France | France, Cour administrative d'appel de Bordeaux, 7ème chambre (formation à 3), 17 octobre 2019, 17BX04007


Vu la procédure suivante :

Procédure contentieuse antérieure :

La société à responsabilité limitée Industrie Service B... (ISD) a demandé au tribunal administratif de Poitiers de prononcer la décharge du complément de taxe sur la valeur ajoutée qui lui a été réclamé au titre de la période du 1er janvier 2010 au 31 décembre 2012 et des cotisations supplémentaires d'impôt sur les sociétés auxquelles elle a été assujettie au titre des exercices clos en 2011 et 2012, ainsi que de la pénalité de 80 % qui lui a été appliquée pour manoeuvres frauduleuses.>
Par un jugement n° 1502412 du 24 octobre 2017, le tribunal administratif de Poitiers a re...
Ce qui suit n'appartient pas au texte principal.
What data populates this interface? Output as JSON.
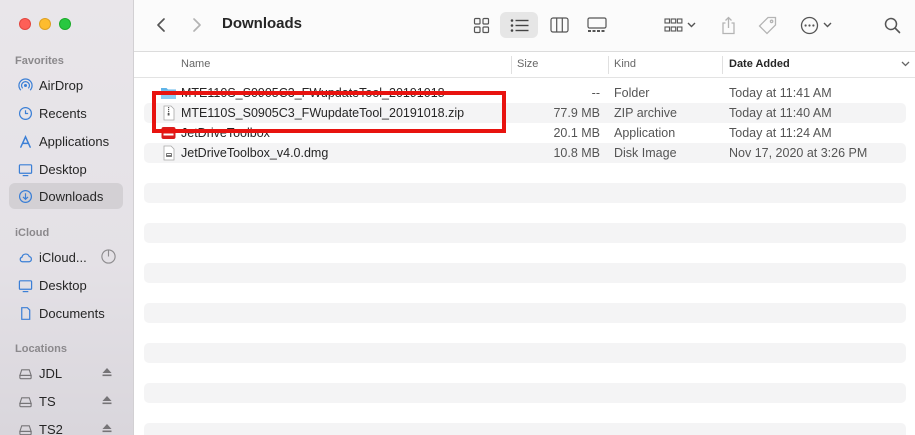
{
  "window": {
    "title": "Downloads"
  },
  "sidebar": {
    "sections": [
      {
        "title": "Favorites",
        "items": [
          {
            "label": "AirDrop",
            "icon": "airdrop-icon"
          },
          {
            "label": "Recents",
            "icon": "clock-icon"
          },
          {
            "label": "Applications",
            "icon": "applications-icon"
          },
          {
            "label": "Desktop",
            "icon": "desktop-icon"
          },
          {
            "label": "Downloads",
            "icon": "downloads-icon",
            "selected": true
          }
        ]
      },
      {
        "title": "iCloud",
        "items": [
          {
            "label": "iCloud...",
            "icon": "cloud-icon"
          },
          {
            "label": "Desktop",
            "icon": "desktop-icon"
          },
          {
            "label": "Documents",
            "icon": "document-icon"
          }
        ]
      },
      {
        "title": "Locations",
        "items": [
          {
            "label": "JDL",
            "icon": "drive-icon"
          },
          {
            "label": "TS",
            "icon": "drive-icon"
          },
          {
            "label": "TS2",
            "icon": "drive-icon"
          }
        ]
      }
    ]
  },
  "columns": {
    "name": "Name",
    "size": "Size",
    "kind": "Kind",
    "date": "Date Added"
  },
  "files": [
    {
      "name": "MTE110S_S0905C3_FWupdateTool_20191018",
      "size": "--",
      "kind": "Folder",
      "date": "Today at 11:41 AM",
      "icon": "folder-icon"
    },
    {
      "name": "MTE110S_S0905C3_FWupdateTool_20191018.zip",
      "size": "77.9 MB",
      "kind": "ZIP archive",
      "date": "Today at 11:40 AM",
      "icon": "zip-icon"
    },
    {
      "name": "JetDriveToolbox",
      "size": "20.1 MB",
      "kind": "Application",
      "date": "Today at 11:24 AM",
      "icon": "app-icon"
    },
    {
      "name": "JetDriveToolbox_v4.0.dmg",
      "size": "10.8 MB",
      "kind": "Disk Image",
      "date": "Nov 17, 2020 at 3:26 PM",
      "icon": "disk-image-icon"
    }
  ],
  "colors": {
    "highlight": "#e8130f",
    "folder": "#5fb4e8",
    "sidebar_bg": "#e6e3e7"
  }
}
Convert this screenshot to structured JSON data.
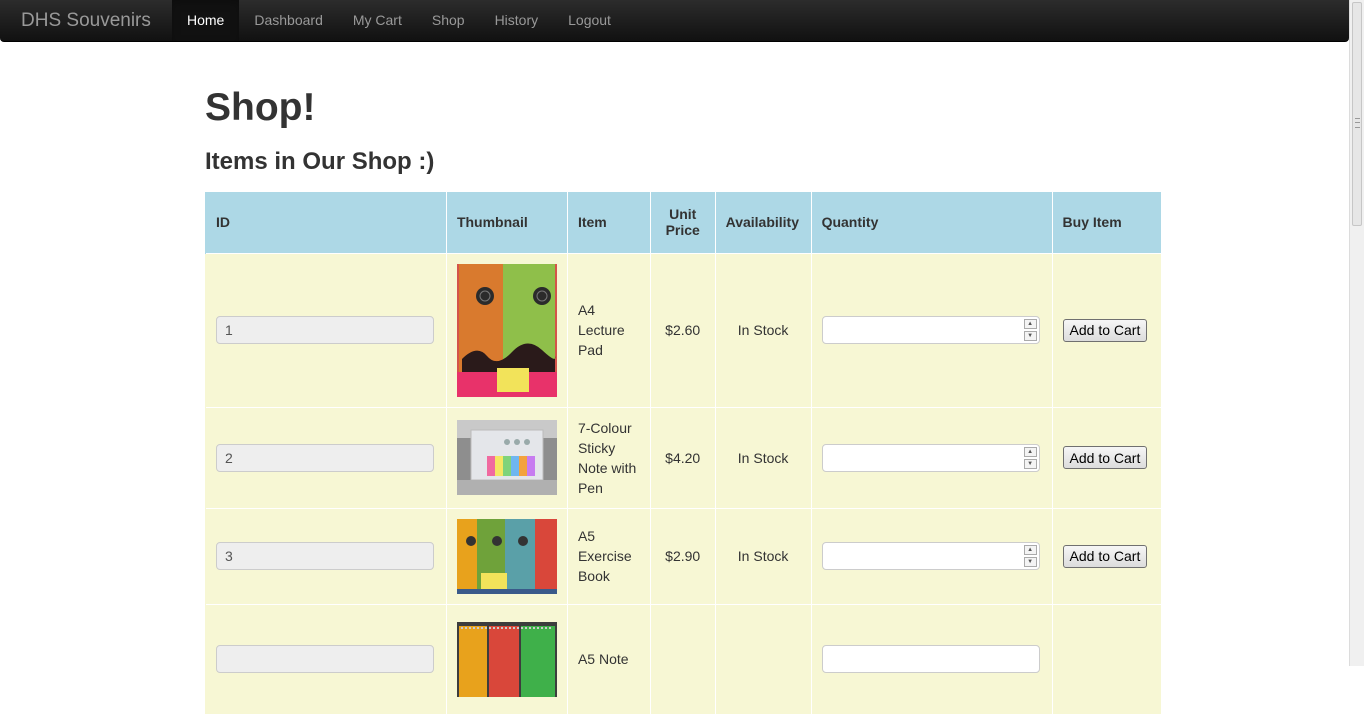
{
  "navbar": {
    "brand": "DHS Souvenirs",
    "items": [
      {
        "label": "Home",
        "active": true
      },
      {
        "label": "Dashboard"
      },
      {
        "label": "My Cart"
      },
      {
        "label": "Shop"
      },
      {
        "label": "History"
      },
      {
        "label": "Logout"
      }
    ]
  },
  "page": {
    "title": "Shop!",
    "subtitle": "Items in Our Shop :)"
  },
  "table": {
    "headers": [
      "ID",
      "Thumbnail",
      "Item",
      "Unit Price",
      "Availability",
      "Quantity",
      "Buy Item"
    ],
    "rows": [
      {
        "id": "1",
        "item": "A4 Lecture Pad",
        "price": "$2.60",
        "availability": "In Stock",
        "quantity": "",
        "button": "Add to Cart",
        "thumbnail": "a4-lecture-pad-thumbnail"
      },
      {
        "id": "2",
        "item": "7-Colour Sticky Note with Pen",
        "price": "$4.20",
        "availability": "In Stock",
        "quantity": "",
        "button": "Add to Cart",
        "thumbnail": "sticky-note-thumbnail"
      },
      {
        "id": "3",
        "item": "A5 Exercise Book",
        "price": "$2.90",
        "availability": "In Stock",
        "quantity": "",
        "button": "Add to Cart",
        "thumbnail": "exercise-book-thumbnail"
      },
      {
        "id": "",
        "item": "A5 Note",
        "price": "",
        "availability": "",
        "quantity": "",
        "button": "",
        "thumbnail": "note-book-thumbnail"
      }
    ]
  },
  "colors": {
    "header_bg": "#add8e6",
    "row_bg": "#f7f7d4",
    "navbar_bg": "#1b1b1b"
  }
}
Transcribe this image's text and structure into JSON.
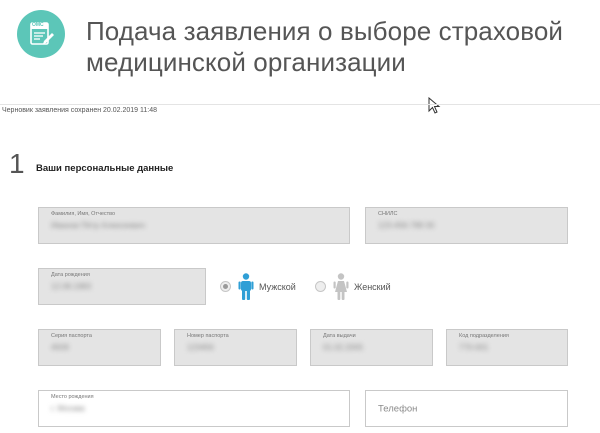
{
  "header": {
    "logo_text": "ОМС",
    "title_line1": "Подача заявления о выборе страховой",
    "title_line2": "медицинской организации"
  },
  "draft_status": "Черновик заявления сохранен 20.02.2019 11:48",
  "section": {
    "number": "1",
    "title": "Ваши персональные данные"
  },
  "fields": {
    "full_name": {
      "label": "Фамилия, Имя, Отчество",
      "value": "Иванов Пётр Алексеевич"
    },
    "snils": {
      "label": "СНИЛС",
      "value": "123-456-789 00"
    },
    "birth_date": {
      "label": "Дата рождения",
      "value": "12.08.1983"
    },
    "passport_series": {
      "label": "Серия паспорта",
      "value": "4509"
    },
    "passport_number": {
      "label": "Номер паспорта",
      "value": "123456"
    },
    "issue_date": {
      "label": "Дата выдачи",
      "value": "01.02.2005"
    },
    "division_code": {
      "label": "Код подразделения",
      "value": "770-001"
    },
    "birth_place": {
      "label": "Место рождения",
      "value": "г. Москва"
    },
    "phone": {
      "placeholder": "Телефон"
    }
  },
  "gender": {
    "male_label": "Мужской",
    "female_label": "Женский",
    "selected": "male",
    "male_color": "#2f9fd6",
    "female_color": "#c4c4c4"
  },
  "colors": {
    "accent": "#5cc6b8"
  }
}
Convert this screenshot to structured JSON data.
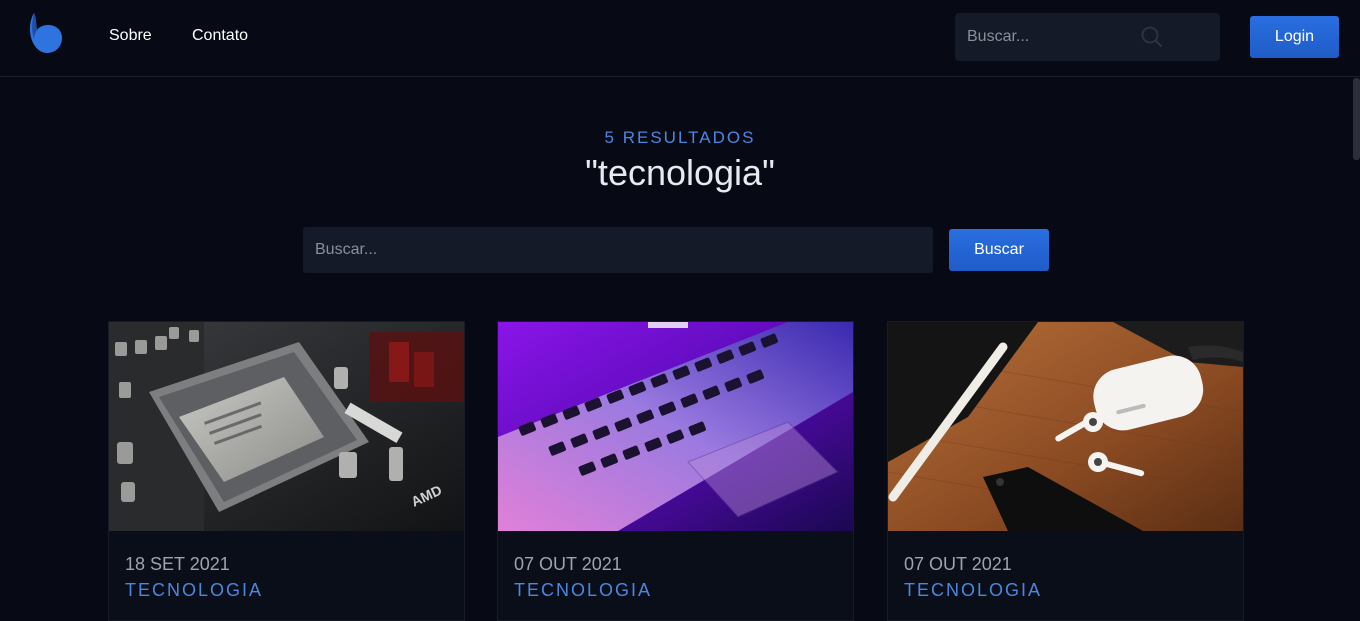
{
  "header": {
    "nav": [
      {
        "label": "Sobre"
      },
      {
        "label": "Contato"
      }
    ],
    "search": {
      "placeholder": "Buscar..."
    },
    "login_label": "Login"
  },
  "results": {
    "count_label": "5 RESULTADOS",
    "query": "\"tecnologia\""
  },
  "search_bar": {
    "placeholder": "Buscar...",
    "button_label": "Buscar"
  },
  "cards": [
    {
      "date": "18 SET 2021",
      "category": "TECNOLOGIA",
      "image": "cpu-motherboard-photo"
    },
    {
      "date": "07 OUT 2021",
      "category": "TECNOLOGIA",
      "image": "laptop-keyboard-photo"
    },
    {
      "date": "07 OUT 2021",
      "category": "TECNOLOGIA",
      "image": "airpods-pencil-phone-photo"
    }
  ],
  "colors": {
    "background": "#070a14",
    "accent": "#4b87e0",
    "button": "#2566d6",
    "input": "#141a27"
  }
}
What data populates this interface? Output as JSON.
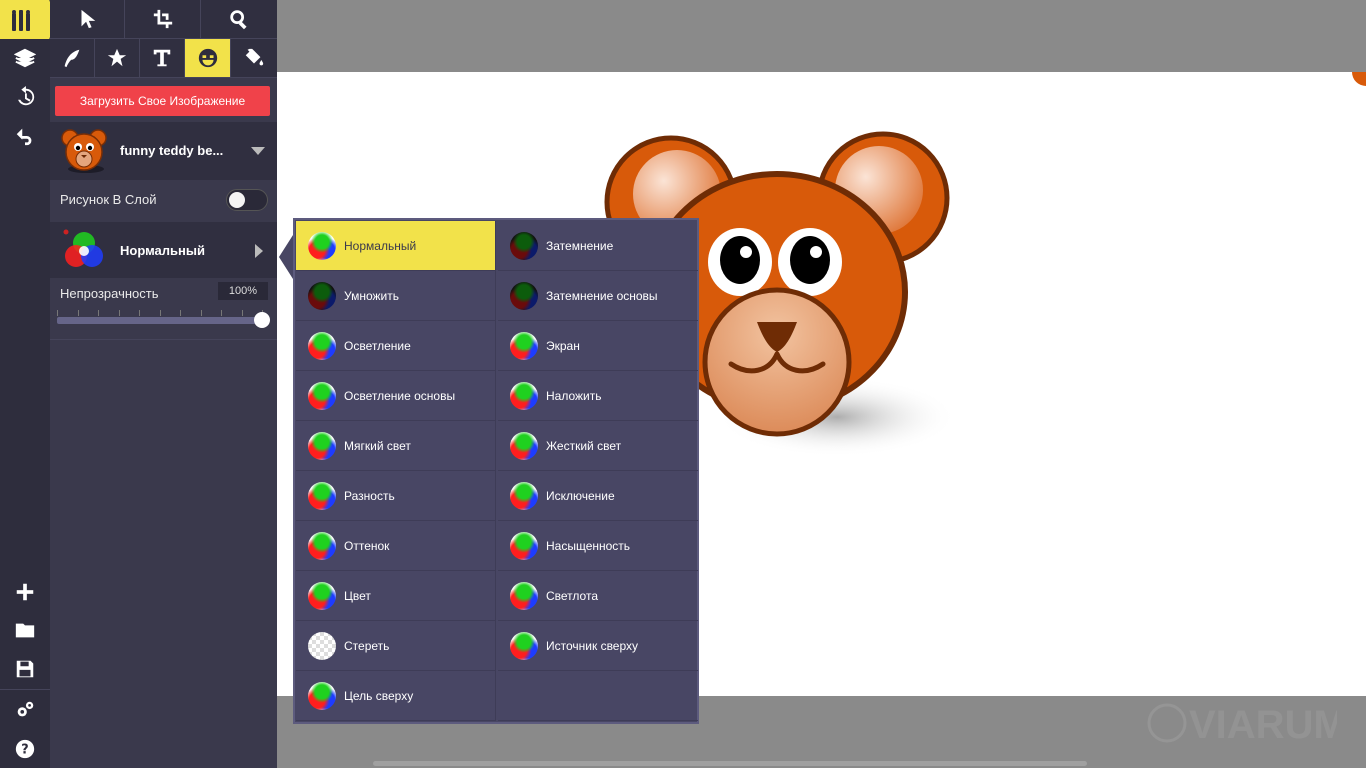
{
  "toolbar": {
    "tools_top": [
      "select-tool",
      "crop-tool",
      "zoom-tool"
    ],
    "tools_bottom": [
      "draw-tool",
      "shapes-tool",
      "text-tool",
      "stickers-tool",
      "fill-tool"
    ],
    "active_tool": "stickers-tool"
  },
  "panel": {
    "upload_label": "Загрузить Свое Изображение",
    "image_name": "funny teddy be...",
    "layer_label": "Рисунок В Слой",
    "blend_label": "Нормальный",
    "opacity_label": "Непрозрачность",
    "opacity_value": "100%",
    "opacity_level": 1.0
  },
  "blend_menu": {
    "items": [
      {
        "label": "Нормальный",
        "selected": true
      },
      {
        "label": "Затемнение"
      },
      {
        "label": "Умножить"
      },
      {
        "label": "Затемнение основы"
      },
      {
        "label": "Осветление"
      },
      {
        "label": "Экран"
      },
      {
        "label": "Осветление основы"
      },
      {
        "label": "Наложить"
      },
      {
        "label": "Мягкий свет"
      },
      {
        "label": "Жесткий свет"
      },
      {
        "label": "Разность"
      },
      {
        "label": "Исключение"
      },
      {
        "label": "Оттенок"
      },
      {
        "label": "Насыщенность"
      },
      {
        "label": "Цвет"
      },
      {
        "label": "Светлота"
      },
      {
        "label": "Стереть"
      },
      {
        "label": "Источник сверху"
      },
      {
        "label": "Цель сверху"
      }
    ]
  },
  "watermark": "VIARUM",
  "colors": {
    "accent": "#f2e24a",
    "upload_button": "#f0424a",
    "panel_bg": "#3a394c",
    "rail_bg": "#2e2d3d",
    "bear_orange": "#d85a0a"
  }
}
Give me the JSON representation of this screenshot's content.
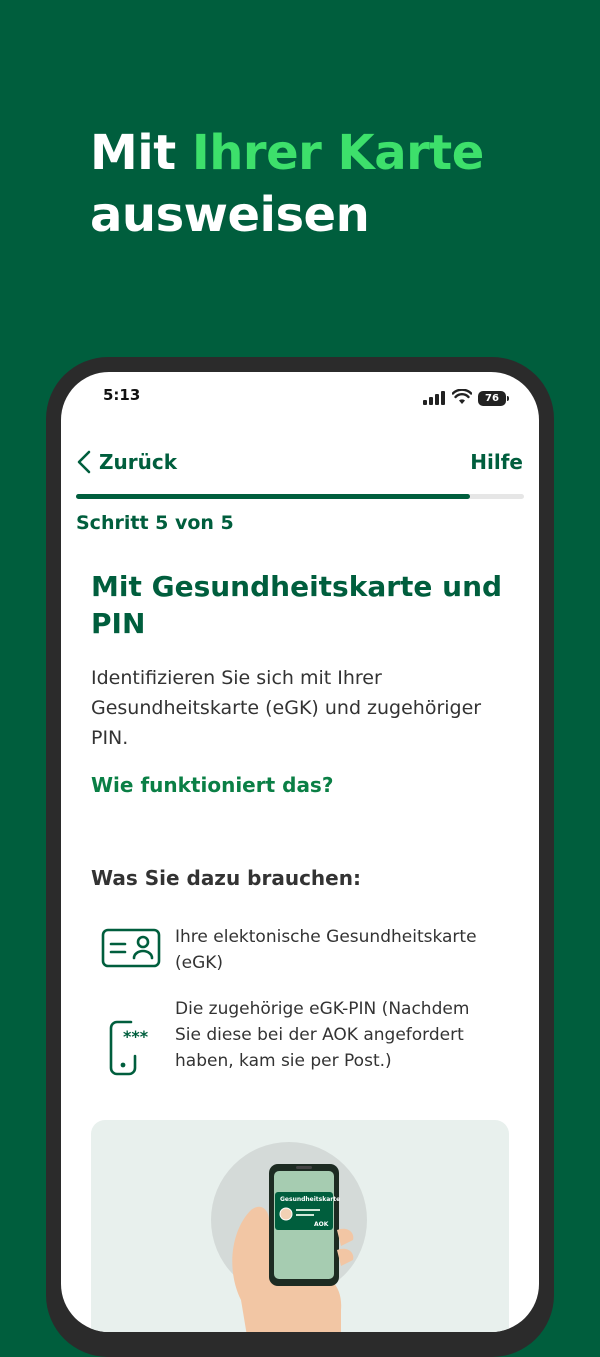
{
  "headline": {
    "part1": "Mit ",
    "accent": "Ihrer Karte",
    "part2": "ausweisen"
  },
  "status": {
    "time": "5:13",
    "battery": "76"
  },
  "nav": {
    "back_label": "Zurück",
    "help_label": "Hilfe"
  },
  "progress": {
    "current": 5,
    "total": 5,
    "fill_fraction": 0.88
  },
  "step_label": "Schritt 5 von 5",
  "content": {
    "title": "Mit Gesundheitskarte und PIN",
    "description": "Identifizieren Sie sich mit Ihrer Gesundheitskarte (eGK) und zugehöriger PIN.",
    "howto_link": "Wie funktioniert das?",
    "needs_heading": "Was Sie dazu brauchen:",
    "needs": [
      {
        "icon": "health-card-icon",
        "text": "Ihre elektonische Gesundheitskarte (eGK)"
      },
      {
        "icon": "phone-pin-icon",
        "text": "Die zugehörige eGK-PIN (Nachdem Sie diese bei der AOK angefordert haben, kam sie per Post.)"
      }
    ]
  },
  "illustration": {
    "card_title": "Gesundheitskarte",
    "card_brand": "AOK"
  },
  "colors": {
    "brand_dark": "#005e3d",
    "accent_green": "#3de06b",
    "link_green": "#0a7f45"
  }
}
Vu la procédure suivante :

Procédure contentieuse antérieure :

La société à responsabilité limitée Industrie Service B... (ISD) a demandé au tribunal administratif de Poitiers de prononcer la décharge du complément de taxe sur la valeur ajoutée qui lui a été réclamé au titre de la période du 1er janvier 2010 au 31 décembre 2012 et des cotisations supplémentaires d'impôt sur les sociétés auxquelles elle a été assujettie au titre des exercices clos en 2011 et 2012, ainsi que de la pénalité de 80 % qui lui a été appliquée pour manoeuvres frauduleuses.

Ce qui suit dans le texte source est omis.